L'ange de Kay Chal

Publié le 10-12-2022

de Annamaria Gobbato

Kay Chal (la maison Charles) est située dans une banlieue très pauvre de Port-au-Prince, en Haïti. Sœur Luisa Dell'Orto habitait ici, Petite Sœur de l'Évangile de Charles de Foucauld, assassinée sans raison il y a quelques semaines. Dans l'île des Caraïbes, depuis vingt ans, Sœur Luisa était devenue une institution, grâce au précieux travail d'accompagnement en direction des enfants des rues, accueillis précisément à Kay Chal à la Casa Carlo après sa reconstruction post-séisme de 2010. Née dans la province de Lecco en 1957, la religieuse, licenciée en histoire, philosophie et théologie, part à l'âge de 30 ans pour le Cameroun - à Salapoumbé, dans la forêt chez les pygmées Baka - y séjournant trois ans.

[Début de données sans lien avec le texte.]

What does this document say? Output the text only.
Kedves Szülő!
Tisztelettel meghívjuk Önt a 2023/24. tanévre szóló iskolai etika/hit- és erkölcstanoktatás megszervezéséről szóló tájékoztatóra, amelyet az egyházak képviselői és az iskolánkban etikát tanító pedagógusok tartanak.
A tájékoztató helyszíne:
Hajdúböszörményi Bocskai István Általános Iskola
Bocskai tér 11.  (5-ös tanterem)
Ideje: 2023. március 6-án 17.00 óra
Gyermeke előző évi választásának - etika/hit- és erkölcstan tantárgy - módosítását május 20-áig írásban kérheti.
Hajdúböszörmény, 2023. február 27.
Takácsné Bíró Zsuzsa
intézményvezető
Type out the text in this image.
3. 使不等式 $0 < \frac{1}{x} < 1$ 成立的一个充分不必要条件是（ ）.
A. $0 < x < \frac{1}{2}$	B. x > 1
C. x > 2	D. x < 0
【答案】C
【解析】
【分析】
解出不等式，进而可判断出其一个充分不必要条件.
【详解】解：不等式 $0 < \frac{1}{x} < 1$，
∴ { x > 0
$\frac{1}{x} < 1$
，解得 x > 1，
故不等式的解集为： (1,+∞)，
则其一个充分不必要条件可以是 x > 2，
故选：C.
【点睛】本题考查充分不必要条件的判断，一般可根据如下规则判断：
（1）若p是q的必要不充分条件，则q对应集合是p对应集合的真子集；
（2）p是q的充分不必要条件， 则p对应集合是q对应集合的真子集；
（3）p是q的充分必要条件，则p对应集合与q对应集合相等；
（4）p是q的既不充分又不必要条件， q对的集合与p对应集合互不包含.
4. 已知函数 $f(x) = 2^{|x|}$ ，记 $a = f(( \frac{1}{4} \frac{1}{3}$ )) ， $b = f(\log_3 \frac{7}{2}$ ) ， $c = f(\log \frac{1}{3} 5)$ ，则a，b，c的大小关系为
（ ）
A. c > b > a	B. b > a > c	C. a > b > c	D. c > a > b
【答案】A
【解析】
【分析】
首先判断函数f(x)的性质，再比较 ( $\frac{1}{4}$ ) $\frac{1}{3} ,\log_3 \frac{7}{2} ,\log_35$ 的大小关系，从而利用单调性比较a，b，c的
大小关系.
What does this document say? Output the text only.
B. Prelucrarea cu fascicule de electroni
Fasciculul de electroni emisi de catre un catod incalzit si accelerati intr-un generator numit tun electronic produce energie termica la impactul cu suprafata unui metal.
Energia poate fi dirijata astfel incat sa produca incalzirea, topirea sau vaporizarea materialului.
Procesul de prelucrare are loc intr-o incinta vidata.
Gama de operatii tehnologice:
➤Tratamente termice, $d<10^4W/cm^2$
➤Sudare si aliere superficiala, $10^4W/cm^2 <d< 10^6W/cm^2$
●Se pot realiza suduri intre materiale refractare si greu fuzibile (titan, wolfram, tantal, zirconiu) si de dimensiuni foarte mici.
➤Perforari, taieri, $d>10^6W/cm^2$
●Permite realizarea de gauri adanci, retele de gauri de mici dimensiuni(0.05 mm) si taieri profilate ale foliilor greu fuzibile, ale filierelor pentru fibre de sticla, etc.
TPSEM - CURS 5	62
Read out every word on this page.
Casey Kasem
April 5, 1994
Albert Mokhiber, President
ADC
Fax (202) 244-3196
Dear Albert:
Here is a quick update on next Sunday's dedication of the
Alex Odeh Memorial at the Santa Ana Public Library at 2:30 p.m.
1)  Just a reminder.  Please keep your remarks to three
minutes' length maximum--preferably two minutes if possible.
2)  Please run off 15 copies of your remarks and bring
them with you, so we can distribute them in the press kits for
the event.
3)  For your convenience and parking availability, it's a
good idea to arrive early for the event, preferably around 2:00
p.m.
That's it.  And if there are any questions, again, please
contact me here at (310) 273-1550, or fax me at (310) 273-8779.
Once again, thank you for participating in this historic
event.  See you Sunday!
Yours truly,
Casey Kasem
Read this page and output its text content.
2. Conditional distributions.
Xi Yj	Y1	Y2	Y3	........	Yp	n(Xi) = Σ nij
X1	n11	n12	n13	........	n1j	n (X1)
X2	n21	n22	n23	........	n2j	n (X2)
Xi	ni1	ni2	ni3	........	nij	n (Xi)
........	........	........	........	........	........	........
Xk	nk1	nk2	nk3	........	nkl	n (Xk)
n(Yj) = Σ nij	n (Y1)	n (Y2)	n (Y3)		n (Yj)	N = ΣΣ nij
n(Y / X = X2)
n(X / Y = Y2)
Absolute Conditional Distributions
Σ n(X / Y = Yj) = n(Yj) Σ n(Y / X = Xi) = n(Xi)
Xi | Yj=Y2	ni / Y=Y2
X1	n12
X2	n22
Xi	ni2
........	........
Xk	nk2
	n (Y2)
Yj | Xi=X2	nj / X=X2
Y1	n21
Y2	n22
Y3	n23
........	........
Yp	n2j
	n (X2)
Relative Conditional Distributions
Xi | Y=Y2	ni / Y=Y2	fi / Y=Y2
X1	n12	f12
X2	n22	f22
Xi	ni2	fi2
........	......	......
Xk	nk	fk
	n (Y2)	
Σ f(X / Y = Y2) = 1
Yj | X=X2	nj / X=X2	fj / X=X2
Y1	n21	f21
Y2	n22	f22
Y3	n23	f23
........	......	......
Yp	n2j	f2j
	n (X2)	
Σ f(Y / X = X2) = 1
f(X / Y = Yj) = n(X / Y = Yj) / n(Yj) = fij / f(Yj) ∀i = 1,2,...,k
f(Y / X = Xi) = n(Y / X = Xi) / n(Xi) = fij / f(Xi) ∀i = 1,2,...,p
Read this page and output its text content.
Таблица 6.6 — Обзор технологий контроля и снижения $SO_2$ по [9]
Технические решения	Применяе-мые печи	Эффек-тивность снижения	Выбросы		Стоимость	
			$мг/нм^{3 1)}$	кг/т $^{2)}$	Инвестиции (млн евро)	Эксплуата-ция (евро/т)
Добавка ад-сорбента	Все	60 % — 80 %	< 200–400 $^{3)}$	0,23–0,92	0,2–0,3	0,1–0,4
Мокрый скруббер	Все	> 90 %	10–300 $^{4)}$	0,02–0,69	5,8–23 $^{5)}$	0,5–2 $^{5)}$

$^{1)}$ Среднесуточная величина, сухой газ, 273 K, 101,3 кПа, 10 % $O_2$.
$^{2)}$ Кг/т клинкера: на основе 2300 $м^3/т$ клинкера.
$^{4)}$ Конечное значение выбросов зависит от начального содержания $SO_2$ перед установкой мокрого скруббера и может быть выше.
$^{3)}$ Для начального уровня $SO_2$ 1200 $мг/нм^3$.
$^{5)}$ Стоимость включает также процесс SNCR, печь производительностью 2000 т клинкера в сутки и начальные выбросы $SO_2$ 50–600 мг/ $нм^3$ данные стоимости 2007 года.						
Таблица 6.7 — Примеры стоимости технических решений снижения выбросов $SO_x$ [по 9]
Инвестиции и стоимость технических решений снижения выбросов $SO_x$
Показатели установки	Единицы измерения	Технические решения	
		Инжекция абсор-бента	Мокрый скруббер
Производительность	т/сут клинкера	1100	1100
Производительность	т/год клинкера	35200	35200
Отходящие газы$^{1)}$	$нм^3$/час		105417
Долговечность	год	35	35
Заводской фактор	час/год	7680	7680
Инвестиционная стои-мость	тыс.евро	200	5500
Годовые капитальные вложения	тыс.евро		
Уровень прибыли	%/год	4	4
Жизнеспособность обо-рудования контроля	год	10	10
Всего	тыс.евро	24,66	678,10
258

"Il vivait dans une hutte, buvait de l'eau de pluie, a eu trois fois le paludisme et m'a raconté sa peur des fourmis carnivores", raconte sa sœur. Elle arrive alors à Madagascar pour enseigner l'éthique aux jeunes postulantes. Arrivée en Haïti en 2002, elle a fondé une coopérative de broderie pour donner du travail aux femmes, mais elle a surtout été frappée par le drame des bébés esclaves, envoyés par des familles pauvres dans la capitale dans l'illusion d'un avenir ouvrier. En créole on les appelle resteavec.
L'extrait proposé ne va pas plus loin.